Umanità Nova, n.26 del 27 luglio 2008, anno 88

Eluana Englaro e i curati in doppiopetto. Nati per soffrire


Di oscenità, lo sappiamo, si nutrono i media. E quindi di oscenità dobbiamo subirne ogni giorno. C'è poco da fare!
Giuliano Ferrara e Gianni Alemanno, insieme ad altri, depositano, fra gli applausi di una piccola folla di eccitati bigotti, la loro bottiglietta d'acqua, metafora del buio e della violenza morale che accompagna, inevitabilmente, il gratuito e crudele proposito di condizionare la sofferenza di una disgraziata famiglia: gli applausi, perché se non fosse spettacolo, non avrebbe senso spendere tante energie; il culto dell'immagine, la bottiglia d'acqua, inutile a portare sollievo ma buona per riempire di contenuti "altri" una storia che dei suoi contenuti dovrebbe vergognarsi; le foto sui giornali, perché se non ci fosse ritorno mediatico… ma chissenefregherebbe di Eluana e del suo dramma!
È sconcertante osservare come la canea dei sedicenti "difensori della vita" abbia prontamente, e fin troppo prevedibilmente, aggredito la drammatica vicenda di Eluana Englaro e della sua famiglia, quasi fosse un nuovo osso da addentare e spolpare in allegria. Sconcertante, certo, ma altrettanto prevedibile, perché ormai siamo abituati, e tale abitudine è destinata a confermarsi sempre di più, a vedere come venga ad esprimersi un ipocrita e distorto afflato moralistico – moralistico e non etico, vorrei sottolineare – ogni volta che una questione di coscienza individuale, tanto più se affiancata da forti valori etici, si affaccia alla ribalta della cronaca.
Eccola dunque, questa accozzaglia di gerarchi ecclesiastici mistici e filosofi, di esagitati ciellini in consiglio di guerra permanente, di pluridivorziati antidivorzisti, di procacciatori di aborti fieramente antiabortisti, di guerrafondai, sì, ma "contro" la pena di morte, di rozzi razzisti "amanti" dell'umanità, eccola blaterare di sacralità della vita, eccola dettare le buone norme compassionevoli, eccola pontificare con invidiabile sicurezza su come devono comportarsi …gli altri.
Sensibilissimi alla sofferenza dell'umanità, ma freddi rispetto alla sofferenza di chi vive il proprio dramma quotidianamente, non si limitano ad affermare i loro principi, il che sarebbe legittimo e doveroso, ma pretendono, in nome della diretta consonanza con lo spirito divino e se occorre con la violenza della legge del più forte, di imporre le loro decisioni.
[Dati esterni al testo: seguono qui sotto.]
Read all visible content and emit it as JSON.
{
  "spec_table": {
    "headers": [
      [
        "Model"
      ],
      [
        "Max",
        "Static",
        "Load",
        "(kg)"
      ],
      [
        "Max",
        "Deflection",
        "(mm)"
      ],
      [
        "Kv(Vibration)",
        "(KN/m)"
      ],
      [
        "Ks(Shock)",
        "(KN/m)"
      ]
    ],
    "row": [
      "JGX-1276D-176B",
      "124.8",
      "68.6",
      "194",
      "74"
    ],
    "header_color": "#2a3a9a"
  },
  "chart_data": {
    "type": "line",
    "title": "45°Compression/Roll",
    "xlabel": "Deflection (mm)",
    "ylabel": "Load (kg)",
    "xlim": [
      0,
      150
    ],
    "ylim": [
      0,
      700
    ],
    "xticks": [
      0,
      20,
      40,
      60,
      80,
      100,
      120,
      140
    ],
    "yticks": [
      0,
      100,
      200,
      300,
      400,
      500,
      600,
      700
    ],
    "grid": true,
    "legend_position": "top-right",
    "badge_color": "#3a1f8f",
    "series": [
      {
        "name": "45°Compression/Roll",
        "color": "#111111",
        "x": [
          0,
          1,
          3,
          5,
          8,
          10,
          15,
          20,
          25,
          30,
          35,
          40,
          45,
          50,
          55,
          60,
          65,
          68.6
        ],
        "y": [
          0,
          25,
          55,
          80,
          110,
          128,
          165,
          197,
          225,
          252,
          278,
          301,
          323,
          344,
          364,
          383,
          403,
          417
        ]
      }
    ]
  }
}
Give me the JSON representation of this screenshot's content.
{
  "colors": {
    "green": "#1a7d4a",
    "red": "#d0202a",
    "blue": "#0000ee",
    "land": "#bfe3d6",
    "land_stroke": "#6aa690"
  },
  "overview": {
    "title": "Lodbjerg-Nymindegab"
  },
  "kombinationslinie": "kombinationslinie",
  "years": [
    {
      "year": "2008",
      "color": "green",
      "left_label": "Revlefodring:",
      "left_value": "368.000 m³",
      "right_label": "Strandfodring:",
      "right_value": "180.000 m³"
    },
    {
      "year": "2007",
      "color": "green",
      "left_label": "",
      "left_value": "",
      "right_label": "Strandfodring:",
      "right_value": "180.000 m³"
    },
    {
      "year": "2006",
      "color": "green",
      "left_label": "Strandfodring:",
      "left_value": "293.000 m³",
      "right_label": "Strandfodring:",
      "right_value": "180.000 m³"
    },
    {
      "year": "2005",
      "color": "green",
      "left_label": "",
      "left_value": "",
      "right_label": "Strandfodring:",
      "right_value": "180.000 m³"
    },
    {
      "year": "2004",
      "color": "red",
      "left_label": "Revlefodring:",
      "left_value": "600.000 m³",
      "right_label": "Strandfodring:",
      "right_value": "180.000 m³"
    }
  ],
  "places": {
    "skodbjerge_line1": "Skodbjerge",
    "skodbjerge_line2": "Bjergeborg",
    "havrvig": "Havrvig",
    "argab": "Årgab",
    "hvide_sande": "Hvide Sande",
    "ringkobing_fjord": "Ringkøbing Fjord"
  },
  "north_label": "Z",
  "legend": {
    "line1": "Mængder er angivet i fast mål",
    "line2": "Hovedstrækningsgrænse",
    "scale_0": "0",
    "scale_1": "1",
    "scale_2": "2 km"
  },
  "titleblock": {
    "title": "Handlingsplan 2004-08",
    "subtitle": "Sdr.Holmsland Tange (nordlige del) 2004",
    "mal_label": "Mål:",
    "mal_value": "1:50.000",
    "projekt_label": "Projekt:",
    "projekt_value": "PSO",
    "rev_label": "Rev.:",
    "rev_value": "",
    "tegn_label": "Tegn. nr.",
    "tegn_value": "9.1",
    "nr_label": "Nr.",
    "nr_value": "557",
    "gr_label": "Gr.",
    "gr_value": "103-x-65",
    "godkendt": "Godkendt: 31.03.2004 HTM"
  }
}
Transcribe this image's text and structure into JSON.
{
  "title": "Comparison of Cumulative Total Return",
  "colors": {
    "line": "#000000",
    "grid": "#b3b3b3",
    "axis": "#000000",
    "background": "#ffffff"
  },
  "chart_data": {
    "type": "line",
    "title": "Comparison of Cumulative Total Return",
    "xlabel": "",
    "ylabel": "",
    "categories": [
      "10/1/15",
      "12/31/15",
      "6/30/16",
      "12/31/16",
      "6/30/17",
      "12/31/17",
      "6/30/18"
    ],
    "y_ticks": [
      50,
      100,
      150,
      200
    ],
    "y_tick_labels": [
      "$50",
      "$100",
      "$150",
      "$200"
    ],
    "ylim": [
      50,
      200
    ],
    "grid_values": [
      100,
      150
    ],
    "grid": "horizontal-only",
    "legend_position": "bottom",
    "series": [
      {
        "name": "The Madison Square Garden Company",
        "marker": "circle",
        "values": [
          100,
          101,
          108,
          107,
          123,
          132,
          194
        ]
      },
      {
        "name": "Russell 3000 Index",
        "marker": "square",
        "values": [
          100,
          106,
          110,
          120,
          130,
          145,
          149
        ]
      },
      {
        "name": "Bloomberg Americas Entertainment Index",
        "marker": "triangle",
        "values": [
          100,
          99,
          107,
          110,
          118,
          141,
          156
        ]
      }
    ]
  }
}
Come è scritto in una bella e solidale lettera apparsa sulla «Stampa» mandata da una donna che vive una situazione simile a quella di Eluana, "chi l'ha conosciuta e amata non può dunque decidere per lei, mentre possono farlo persone che, fino a ieri, non sapevano neppure che esistesse". E, aggiungiamo, noi, che non appena sarà finito il solito tourbillon delle apparenze, si scorderanno presto anche di quel nome e di quella storia.
Ma del resto è una vocazione secolare, ancestrale, inestirpabile come una seconda pelle, questa del prete, tanto del prete in tonaca quanto del prete in doppiopetto: esigere, se ne ha la forza, o pretendere, se non può fare diversamente, che le regole sociali e le norme comportamentali di tutti ubbidiscano, senza il minimo discernimento ma con la massima ottusità, alla pretesa morale di qualcuno. Ecco quindi che ciò che sarebbe altrimenti inconcepibile, tanto sarebbe elementare comprenderne l'assurdità, diventare la prassi quotidiana, ed ecco, quindi, esibirsi in modo così melodrammatico, la stupida e feroce violenza di chi chiede a gran voce che la sofferenza di Eluana, e della sua famiglia non debba aver fine. Del resto siamo nati per soffrire, come vuole la loro idea di Dio misericordioso!